David miró por la ventanilla a prueba de balas a los ennegrecidos restos de la mansión.

—¿Alguna idea de qué fue lo que alcanzó nuestra casa?

—Sí. Hubo muchos de ellos. Aviones muy pequeños y baratos…, papel y bambú, como las cometas de los niños. Transparentes al radar. Muchos se han estrellado ya ahora, pero no antes de que dejaran caer sus muchas bombas. Pequeñas varillas de termita con jalea inflamable.

—¿Apuntaban a nosotros en particular? ¿A Rizome, quiero decir?

Andrei se encogió de hombros en su cinturón.

—Es difícil decirlo. Muchas casas como ésta han ardido. El comunicado les menciona a ustedes…, lo tengo aquí. —Les pasó una copia de impresora.
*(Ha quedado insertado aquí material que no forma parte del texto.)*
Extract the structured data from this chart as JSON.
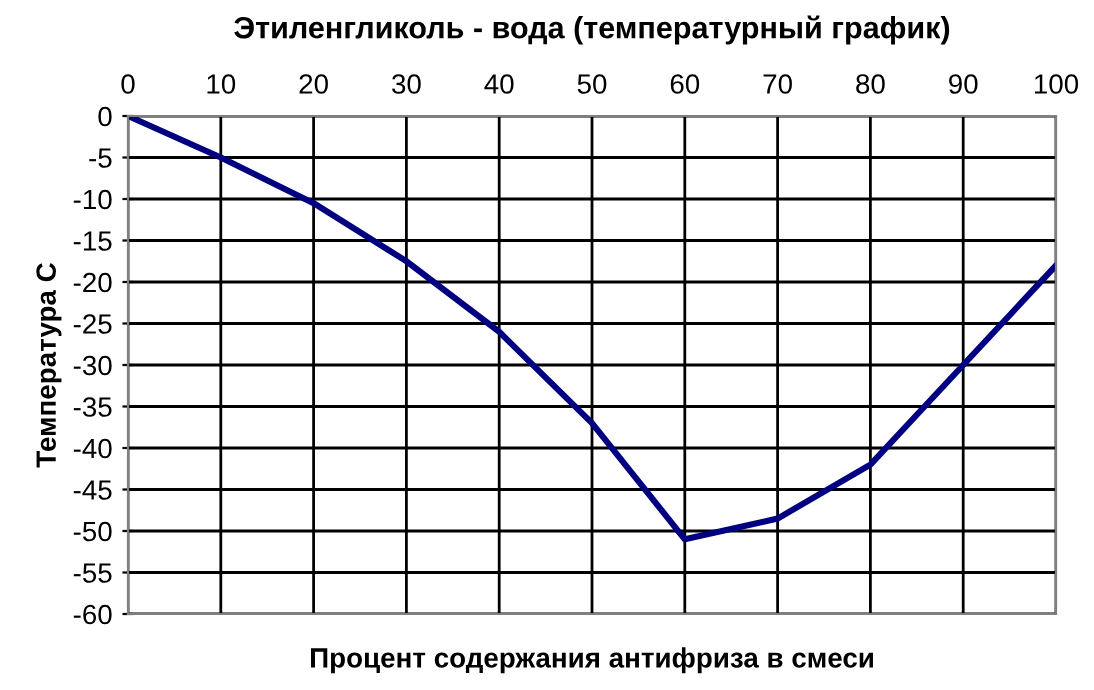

Laura la miró: fecha y línea de identificación, y párrafo tras párrafo de la habitual basura estalinista.

—¿Han hecho algún recuento de bajas?

—Setecientas hasta el momento. Está aumentando. Aún están sacando cuerpos de las instalaciones de mar adentro. Nos golpearon con misiles antibarcos.

—Buen Dios —dijo David.

—Eso es armamento pesado. Tenemos helicópteros ahí fuera buscando barcos. Puede que haya varios. Pero hay muchos barcos en el Caribe, y los misiles tienen un radio amplio. —Rebuscó algo en el bolsillo de su camisa—. ¿Han visto ustedes esto antes?

Laura tomó el objeto de entre sus dedos. Parecía un gran clip de plástico para papeles. Estaba moteado de verde y marrón, y casi no pesaba nada.

—No.

—Éste está desactivado…, es explosivo plástico. Una mina. Puede hacer estallar el neumático de un camión. O la pierna de una mujer o un niño. —Su voz era fría—. Los pequeños aviones esparcieron muchos, muchos cientos de ellos. Ya no podrán viajar de nuevo por carretera. Y no vamos a poner el píe en el complejo.
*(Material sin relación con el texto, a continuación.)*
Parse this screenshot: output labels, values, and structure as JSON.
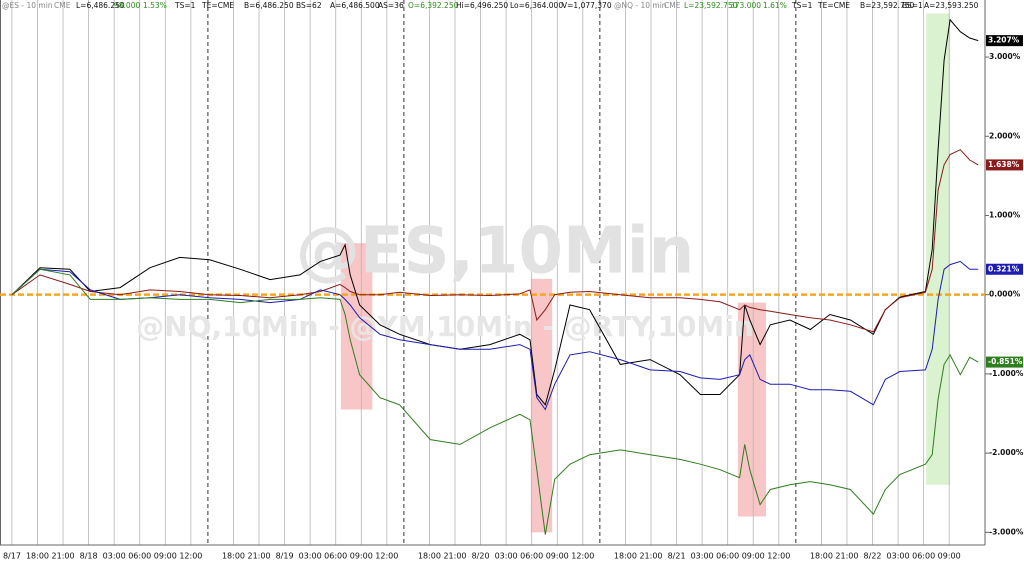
{
  "chart_data": {
    "type": "line",
    "header": [
      {
        "text": "@ES - 10 min",
        "color": "#888888"
      },
      {
        "text": "CME",
        "color": "#888888"
      },
      {
        "text": "L=6,486.250",
        "color": "#111111"
      },
      {
        "text": "98.000",
        "color": "#2e8b1e"
      },
      {
        "text": "1.53%",
        "color": "#2e8b1e"
      },
      {
        "text": "TS=1",
        "color": "#111111"
      },
      {
        "text": "TE=CME",
        "color": "#111111"
      },
      {
        "text": "B=6,486.250",
        "color": "#111111"
      },
      {
        "text": "BS=62",
        "color": "#111111"
      },
      {
        "text": "A=6,486.500",
        "color": "#111111"
      },
      {
        "text": "AS=36",
        "color": "#111111"
      },
      {
        "text": "O=6,392.250",
        "color": "#2e8b1e"
      },
      {
        "text": "Hi=6,496.250",
        "color": "#111111"
      },
      {
        "text": "Lo=6,364.000",
        "color": "#111111"
      },
      {
        "text": "V=1,077,370",
        "color": "#111111"
      },
      {
        "text": "@NQ - 10 min",
        "color": "#888888"
      },
      {
        "text": "CME",
        "color": "#888888"
      },
      {
        "text": "L=23,592.750",
        "color": "#2e8b1e"
      },
      {
        "text": "373.000",
        "color": "#2e8b1e"
      },
      {
        "text": "1.61%",
        "color": "#2e8b1e"
      },
      {
        "text": "TS=1",
        "color": "#111111"
      },
      {
        "text": "TE=CME",
        "color": "#111111"
      },
      {
        "text": "B=23,592.750",
        "color": "#111111"
      },
      {
        "text": "BS=1",
        "color": "#111111"
      },
      {
        "text": "A=23,593.250",
        "color": "#111111"
      }
    ],
    "watermark": [
      "@ES,10Min",
      "@NQ,10Min - @YM,10Min - @RTY,10Min"
    ],
    "x": [
      0.0,
      3.3,
      6.8,
      9.2,
      12.7,
      16.2,
      19.7,
      23.2,
      26.8,
      30.3,
      33.8,
      36.2,
      38.5,
      39.1,
      39.7,
      40.8,
      43.2,
      45.5,
      49.1,
      52.6,
      56.1,
      59.6,
      60.8,
      61.6,
      62.6,
      63.7,
      65.5,
      67.8,
      71.4,
      74.9,
      78.4,
      80.8,
      83.1,
      85.4,
      86.0,
      86.6,
      87.8,
      89.0,
      91.3,
      93.7,
      96.0,
      98.4,
      101.1,
      102.5,
      104.2,
      107.2,
      108.0,
      108.7,
      109.4,
      110.1,
      111.3,
      112.4,
      113.4
    ],
    "series": [
      {
        "color": "#000000",
        "last_label": "3.207%",
        "values": [
          0,
          0.34,
          0.32,
          0.04,
          0.09,
          0.34,
          0.47,
          0.44,
          0.32,
          0.19,
          0.25,
          0.42,
          0.5,
          0.63,
          0.25,
          -0.13,
          -0.38,
          -0.5,
          -0.63,
          -0.69,
          -0.63,
          -0.5,
          -0.57,
          -1.26,
          -1.39,
          -0.95,
          -0.13,
          -0.19,
          -0.88,
          -0.82,
          -1.01,
          -1.26,
          -1.26,
          -1.01,
          -0.13,
          -0.32,
          -0.63,
          -0.38,
          -0.32,
          -0.44,
          -0.25,
          -0.32,
          -0.5,
          -0.19,
          -0.03,
          0.04,
          0.57,
          1.83,
          2.96,
          3.47,
          3.32,
          3.24,
          3.207
        ]
      },
      {
        "color": "#8b1a1a",
        "last_label": "1.638%",
        "values": [
          0,
          0.25,
          0.13,
          0.04,
          0,
          0.06,
          0.04,
          0,
          -0.01,
          -0.04,
          0,
          0.04,
          0.13,
          0.09,
          0.04,
          0,
          0,
          0.03,
          -0.01,
          0,
          -0.01,
          0.01,
          0.06,
          -0.32,
          -0.19,
          0,
          0.03,
          0.04,
          0,
          -0.04,
          -0.04,
          -0.06,
          -0.09,
          -0.19,
          -0.13,
          -0.16,
          -0.19,
          -0.21,
          -0.25,
          -0.29,
          -0.32,
          -0.38,
          -0.47,
          -0.19,
          -0.04,
          0.03,
          0.32,
          1.32,
          1.64,
          1.77,
          1.83,
          1.7,
          1.638
        ]
      },
      {
        "color": "#1c1cb0",
        "last_label": "0.321%",
        "values": [
          0,
          0.32,
          0.29,
          0.06,
          -0.06,
          -0.04,
          0,
          -0.04,
          -0.06,
          -0.1,
          -0.06,
          0.06,
          0,
          -0.06,
          -0.13,
          -0.29,
          -0.5,
          -0.57,
          -0.63,
          -0.69,
          -0.69,
          -0.63,
          -0.69,
          -1.3,
          -1.45,
          -1.13,
          -0.76,
          -0.72,
          -0.82,
          -0.95,
          -0.97,
          -1.05,
          -1.07,
          -1.01,
          -0.82,
          -0.76,
          -1.07,
          -1.13,
          -1.13,
          -1.2,
          -1.2,
          -1.22,
          -1.39,
          -1.07,
          -0.97,
          -0.95,
          -0.69,
          -0.06,
          0.32,
          0.38,
          0.42,
          0.32,
          0.321
        ]
      },
      {
        "color": "#2e7d1e",
        "last_label": "-0.851%",
        "values": [
          0,
          0.32,
          0.25,
          -0.06,
          -0.06,
          -0.04,
          -0.06,
          -0.06,
          -0.1,
          -0.06,
          -0.06,
          -0.04,
          -0.06,
          -0.25,
          -0.57,
          -1.01,
          -1.3,
          -1.39,
          -1.83,
          -1.89,
          -1.68,
          -1.51,
          -1.58,
          -2.21,
          -3.03,
          -2.33,
          -2.14,
          -2.02,
          -1.96,
          -2.02,
          -2.08,
          -2.14,
          -2.21,
          -2.31,
          -1.89,
          -2.21,
          -2.65,
          -2.46,
          -2.4,
          -2.36,
          -2.4,
          -2.46,
          -2.77,
          -2.46,
          -2.27,
          -2.14,
          -2.02,
          -1.32,
          -0.88,
          -0.76,
          -1.01,
          -0.79,
          -0.851
        ]
      }
    ],
    "xlim": [
      -1.4,
      114.2
    ],
    "ylim": [
      -3.16,
      3.72
    ],
    "xticks": [
      {
        "value": 0,
        "label": "8/17"
      },
      {
        "value": 3,
        "label": "18:00"
      },
      {
        "value": 6,
        "label": "21:00"
      },
      {
        "value": 9,
        "label": "8/18"
      },
      {
        "value": 12,
        "label": "03:00"
      },
      {
        "value": 15,
        "label": "06:00"
      },
      {
        "value": 18,
        "label": "09:00"
      },
      {
        "value": 21,
        "label": "12:00"
      },
      {
        "value": 26,
        "label": "18:00"
      },
      {
        "value": 29,
        "label": "21:00"
      },
      {
        "value": 32,
        "label": "8/19"
      },
      {
        "value": 35,
        "label": "03:00"
      },
      {
        "value": 38,
        "label": "06:00"
      },
      {
        "value": 41,
        "label": "09:00"
      },
      {
        "value": 44,
        "label": "12:00"
      },
      {
        "value": 49,
        "label": "18:00"
      },
      {
        "value": 52,
        "label": "21:00"
      },
      {
        "value": 55,
        "label": "8/20"
      },
      {
        "value": 58,
        "label": "03:00"
      },
      {
        "value": 61,
        "label": "06:00"
      },
      {
        "value": 64,
        "label": "09:00"
      },
      {
        "value": 67,
        "label": "12:00"
      },
      {
        "value": 72,
        "label": "18:00"
      },
      {
        "value": 75,
        "label": "21:00"
      },
      {
        "value": 78,
        "label": "8/21"
      },
      {
        "value": 81,
        "label": "03:00"
      },
      {
        "value": 84,
        "label": "06:00"
      },
      {
        "value": 87,
        "label": "09:00"
      },
      {
        "value": 90,
        "label": "12:00"
      },
      {
        "value": 95,
        "label": "18:00"
      },
      {
        "value": 98,
        "label": "21:00"
      },
      {
        "value": 101,
        "label": "8/22"
      },
      {
        "value": 104,
        "label": "03:00"
      },
      {
        "value": 107,
        "label": "06:00"
      },
      {
        "value": 110,
        "label": "09:00"
      }
    ],
    "yticks": [
      {
        "value": 3,
        "label": "3.000%"
      },
      {
        "value": 2,
        "label": "2.000%"
      },
      {
        "value": 1,
        "label": "1.000%"
      },
      {
        "value": 0,
        "label": "0.000%"
      },
      {
        "value": -1,
        "label": "-1.000%"
      },
      {
        "value": -2,
        "label": "-2.000%"
      },
      {
        "value": -3,
        "label": "-3.000%"
      }
    ],
    "session_breaks": [
      23,
      46,
      69,
      92
    ],
    "zero_line": {
      "value": 0,
      "color": "#f5a623"
    },
    "highlights": [
      {
        "x": [
          38.6,
          42.3
        ],
        "y": [
          -1.45,
          0.65
        ],
        "color": "#f6b3b3"
      },
      {
        "x": [
          60.9,
          63.4
        ],
        "y": [
          -3.0,
          0.2
        ],
        "color": "#f6b3b3"
      },
      {
        "x": [
          85.2,
          88.5
        ],
        "y": [
          -2.8,
          -0.1
        ],
        "color": "#f6b3b3"
      },
      {
        "x": [
          107.3,
          110.1
        ],
        "y": [
          -2.4,
          3.55
        ],
        "color": "#cdeec0"
      }
    ],
    "grid": true
  }
}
—¿Qué tipo de loco bastardo…? —empezó a decir David.

—Quieren negarnos nuestro propio país —dijo Andrei—. Esos artilugios derramarán nuestra sangre durante muchos meses en el futuro.

El suelo se deslizaba bajo ellos; de pronto estuvieron sobre el Caribe. El helicóptero hizo un giro.
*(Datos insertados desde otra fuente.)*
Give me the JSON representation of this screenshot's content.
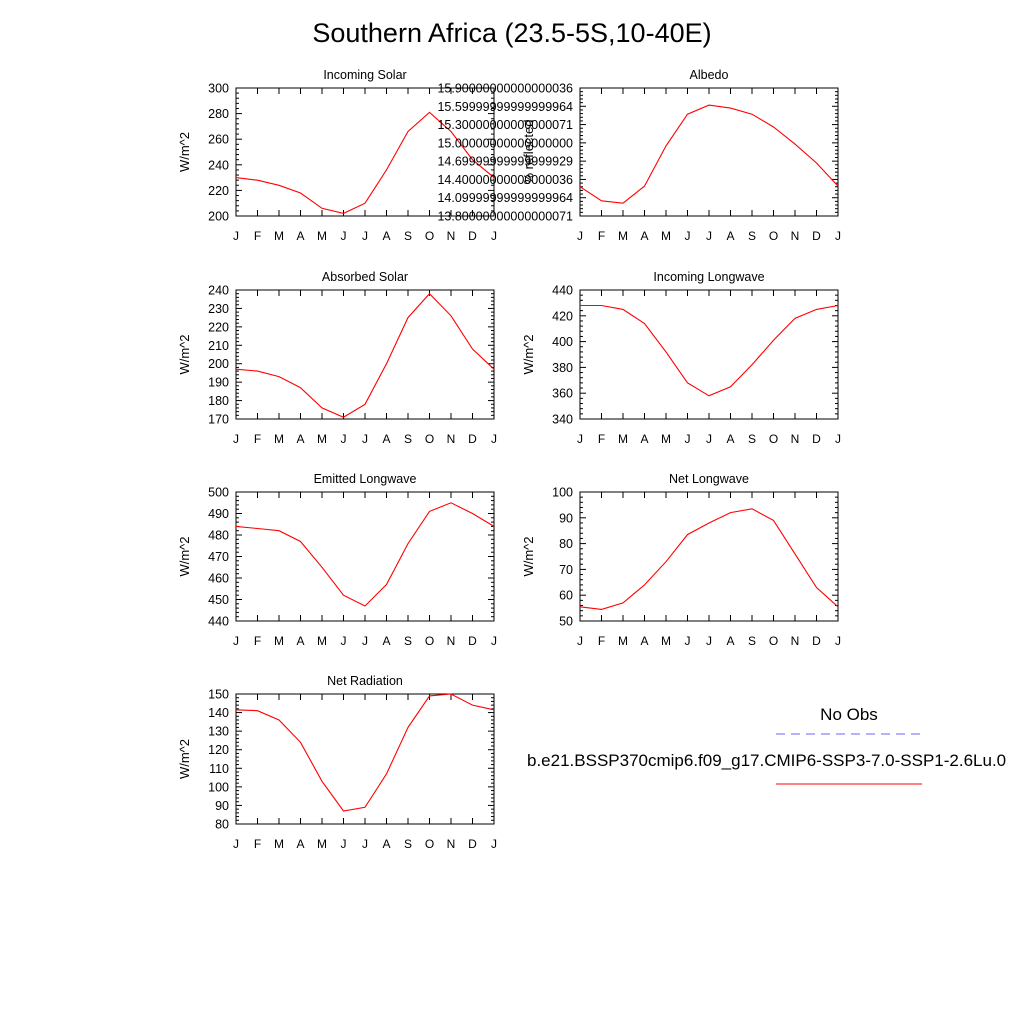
{
  "title": "Southern Africa (23.5-5S,10-40E)",
  "legend": {
    "obs_label": "No Obs",
    "obs_color": "#6666ff",
    "model_label": "b.e21.BSSP370cmip6.f09_g17.CMIP6-SSP3-7.0-SSP1-2.6Lu.0",
    "model_color": "#ff0000"
  },
  "chart_data": [
    {
      "type": "line",
      "title": "Incoming Solar",
      "ylabel": "W/m^2",
      "categories": [
        "J",
        "F",
        "M",
        "A",
        "M",
        "J",
        "J",
        "A",
        "S",
        "O",
        "N",
        "D",
        "J"
      ],
      "ylim": [
        200,
        300
      ],
      "yticks": [
        200,
        220,
        240,
        260,
        280,
        300
      ],
      "series": [
        {
          "values": [
            230,
            228,
            224,
            218,
            206,
            202,
            210,
            236,
            266,
            281,
            266,
            244,
            230
          ]
        }
      ]
    },
    {
      "type": "line",
      "title": "Albedo",
      "ylabel": "% reflected",
      "categories": [
        "J",
        "F",
        "M",
        "A",
        "M",
        "J",
        "J",
        "A",
        "S",
        "O",
        "N",
        "D",
        "J"
      ],
      "ylim": [
        13.8,
        15.9
      ],
      "yticks": [
        13.8,
        14.1,
        14.4,
        14.7,
        15.0,
        15.3,
        15.6,
        15.9
      ],
      "series": [
        {
          "values": [
            14.28,
            14.05,
            14.01,
            14.29,
            14.95,
            15.47,
            15.62,
            15.57,
            15.47,
            15.26,
            14.98,
            14.67,
            14.29
          ]
        }
      ]
    },
    {
      "type": "line",
      "title": "Absorbed Solar",
      "ylabel": "W/m^2",
      "categories": [
        "J",
        "F",
        "M",
        "A",
        "M",
        "J",
        "J",
        "A",
        "S",
        "O",
        "N",
        "D",
        "J"
      ],
      "ylim": [
        170,
        240
      ],
      "yticks": [
        170,
        180,
        190,
        200,
        210,
        220,
        230,
        240
      ],
      "series": [
        {
          "values": [
            197,
            196,
            193,
            187,
            176,
            171,
            178,
            200,
            225,
            238,
            226,
            208,
            197
          ]
        }
      ]
    },
    {
      "type": "line",
      "title": "Incoming Longwave",
      "ylabel": "W/m^2",
      "categories": [
        "J",
        "F",
        "M",
        "A",
        "M",
        "J",
        "J",
        "A",
        "S",
        "O",
        "N",
        "D",
        "J"
      ],
      "ylim": [
        340,
        440
      ],
      "yticks": [
        340,
        360,
        380,
        400,
        420,
        440
      ],
      "series": [
        {
          "values": [
            428,
            428,
            425,
            414,
            392,
            368,
            358,
            365,
            382,
            401,
            418,
            425,
            428
          ]
        }
      ]
    },
    {
      "type": "line",
      "title": "Emitted Longwave",
      "ylabel": "W/m^2",
      "categories": [
        "J",
        "F",
        "M",
        "A",
        "M",
        "J",
        "J",
        "A",
        "S",
        "O",
        "N",
        "D",
        "J"
      ],
      "ylim": [
        440,
        500
      ],
      "yticks": [
        440,
        450,
        460,
        470,
        480,
        490,
        500
      ],
      "series": [
        {
          "values": [
            484,
            483,
            482,
            477,
            465,
            452,
            447,
            457,
            476,
            491,
            495,
            490,
            484
          ]
        }
      ]
    },
    {
      "type": "line",
      "title": "Net Longwave",
      "ylabel": "W/m^2",
      "categories": [
        "J",
        "F",
        "M",
        "A",
        "M",
        "J",
        "J",
        "A",
        "S",
        "O",
        "N",
        "D",
        "J"
      ],
      "ylim": [
        50,
        100
      ],
      "yticks": [
        50,
        60,
        70,
        80,
        90,
        100
      ],
      "series": [
        {
          "values": [
            55.5,
            54.5,
            57,
            64,
            73,
            83.5,
            88,
            92,
            93.5,
            89,
            76,
            63,
            55.5
          ]
        }
      ]
    },
    {
      "type": "line",
      "title": "Net Radiation",
      "ylabel": "W/m^2",
      "categories": [
        "J",
        "F",
        "M",
        "A",
        "M",
        "J",
        "J",
        "A",
        "S",
        "O",
        "N",
        "D",
        "J"
      ],
      "ylim": [
        80,
        150
      ],
      "yticks": [
        80,
        90,
        100,
        110,
        120,
        130,
        140,
        150
      ],
      "series": [
        {
          "values": [
            141.5,
            141,
            136,
            124,
            103,
            87,
            89,
            107,
            132,
            149,
            150,
            144,
            141.5
          ]
        }
      ]
    }
  ]
}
—No vuele en el humo —advirtió Andrei al piloto—. Es tóxico.

El humo ascendía todavía de dos de las instalaciones marinas. Parecían gigantescas plataformas con montones de chatarra de coches ardiendo apilada encima. Un par de barcazas contra incendios arrojaban largos y plumosos chorros de espuma química sobre ellas.

Las instalaciones suspendidas sobre el agua habían cedido en muchos lugares hasta la superficie; sus adornados elementos hidráulicos eran azotados por el agua salada. El agua estaba llena de ennegrecidos restos…, masas de tela, ondulantes serpientes plásticas de cables. Y cosas flotantes de rígidos miembros que parecían maniquíes. Laura apartó la vista con un jadeo de dolor.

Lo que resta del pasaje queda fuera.